21 novembre 2019

«Je veux rendre l’armée plus attractive»

Viola Amherd fait souffler un vent de renouveau sur le Département fédéral de la défense. La cheffe de l’armée veut que les compétences apprises dans le cadre militaire soient aussi utiles pour la vie professionnelle, comme une formation en cybersécurité.

La conseillère fédérale Viola Amherd souhaite du renouveau dans son département, notamment au niveau de l’armée.
La conseillère fédérale Viola Amherd souhaite du renouveau dans son département, notamment au niveau de l’armée.

Depuis 1995, le Département fédéral de la défense, de la protection de la population et des sports (DDPS) était aux mains d’hommes UDC. C’est la première fois qu’il est dirigé par une femme. Y a-t-il eu un léger choc culturel au département?

Je ne crois pas, en tout cas j’ai été très bien accueillie. Au début, certaines personnes étaient peut-être un peu sur leurs gardes, parce qu’elles ne me connaissaient pas et se demandaient si j’allais tout bouleverser. Mais tout le monde s’est montré très ouvert et nous nous sommes vite compris.

Vous ne mettez donc pas tout sens dessus dessous?

Pas tout (rires).

Mais un petit peu quand même?

Nous avons par exemple repensé les plans d’aquisition de la défense aérienne (Air2030). En outre, la franchise et la transparence sont primordiales à mes yeux. Quand un projet ne se passe pas bien, je ne veux pas qu’on le dissimule: un jour ou l’autre, on ­finira de toute façon par s’en rendre compte. Je préfère mettre les choses à plat, pour que l’on puisse trouver une solution ensemble. Il est également essentiel que les collaborateurs fassent part de leurs avis, critiques et idées de façon ouverte.

Vos prédécesseurs avaient une vision plus tournée vers la hiérarchie?

Je ne peux pas en juger, car je n’ai pas travaillé avec eux. Pour moi, l’important est d’échanger. Évidemment, c’est moi qui prends la décision finale. Mais avant cela, je veux entendre le plus d’opinions possible, et pourquoi pas de personnes extérieures, comme dans le cas d’Air2030 avec la participation de l’astronaute et ancien pilote de chasse Claude Nicollier. Au début, certains collaborateurs n’étaient pas convaincus, mais quand j’ai expliqué qu’ils ne s’agissait pas d’un vote de ­défiance, mais d’une nouvelle perspective externe, la démarche a rencontré un franc succès. Si je veux convaincre le peuple d’accepter un objet en votation populaire, je dois être persuadée de son bien-fondé. La proposition de choisir Claude Nicollier ne venait d’ailleurs pas de moi, mais de mon équipe.

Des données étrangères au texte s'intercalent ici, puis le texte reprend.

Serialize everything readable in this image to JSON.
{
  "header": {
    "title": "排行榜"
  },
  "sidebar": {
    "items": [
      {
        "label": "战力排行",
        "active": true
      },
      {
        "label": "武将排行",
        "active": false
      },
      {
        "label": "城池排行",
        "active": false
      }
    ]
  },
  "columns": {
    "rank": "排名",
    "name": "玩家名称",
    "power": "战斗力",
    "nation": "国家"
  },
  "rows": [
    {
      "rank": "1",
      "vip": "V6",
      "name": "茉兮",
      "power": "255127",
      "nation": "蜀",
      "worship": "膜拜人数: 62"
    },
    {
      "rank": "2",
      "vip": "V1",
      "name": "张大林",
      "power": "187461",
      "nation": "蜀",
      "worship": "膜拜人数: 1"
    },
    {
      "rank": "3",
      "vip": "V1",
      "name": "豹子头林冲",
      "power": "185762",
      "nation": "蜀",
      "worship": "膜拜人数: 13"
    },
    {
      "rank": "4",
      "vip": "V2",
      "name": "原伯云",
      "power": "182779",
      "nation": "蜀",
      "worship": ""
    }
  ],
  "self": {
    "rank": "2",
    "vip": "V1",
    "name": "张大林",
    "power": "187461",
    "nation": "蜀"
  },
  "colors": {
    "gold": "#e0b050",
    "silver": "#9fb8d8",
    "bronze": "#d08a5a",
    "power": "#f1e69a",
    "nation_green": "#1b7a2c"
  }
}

Ces dernières années, la situation internationale s’est dégradée: la probabilité d’un conflit violent a-t-elle augmenté?

Il y a en effet plus de conflits et les grandes puissances essaient d’imposer leurs intérêts par une politique d’hégémonie avec une force croissante. De fait, le sujet de la sécurité a gagné en importance.

Les cybermenaces et le terrorisme ont gagné en importance. Et les conflits sont devenus plus complexes.

Viola Amherd

Quels scénarios de menace sont évalués par vos spécialistes de la sécurité?

Outre les risques traditionnels, les cybermenaces et le terrorisme ont gagné en importance. Et les conflits sont devenus plus complexes. Il est difficile de dire qui est l’agresseur et quelles sont les meilleures méthodes de défense. S’agit-il d’acteurs étatiques? Des pressions ont-elles été exercées? Par le biais de qui?

Existe-t-il des menaces plus probables que d’autres?

Les cybermenaces, notamment, nous occupent beaucoup. Mes prédécesseurs avaient déjà commencé à agir à ce sujet. Il reste toutefois encore beaucoup à faire. Le terrorisme nous préoccupe également. Presque tous nos pays voisins ont été touchés par des attaques terroristes. Cela n’est heureusement pas le cas chez nous, mais c’est un risque que l’on ne peut pas exclure.

Une guerre classique, faisant appel à des forces armées terrestres et aériennes, est donc plutôt peu vraisemblable?

Je n’attends effectivement pas d’invasion de la Suisse à moyen terme. Toutefois, personne ne sait comment se développera la situation politique et sécuritaire dans les 20 à 30 prochaines ­années.

Cela entraîne-t-il des ajustements au sein du département?

Tout à fait, cela joue un rôle important concernant l’évolution de l’armée, en particulier pour les troupes au sol. L’objectif est de se diriger vers des forces plus légères pouvant intervenir de manière plus modulable. Cela signifie par exemple que nous ne devrons pas remplacer chaque char par un modèle similaire, mais aussi par des véhicules ou des instruments plus rapides et manœuvrables.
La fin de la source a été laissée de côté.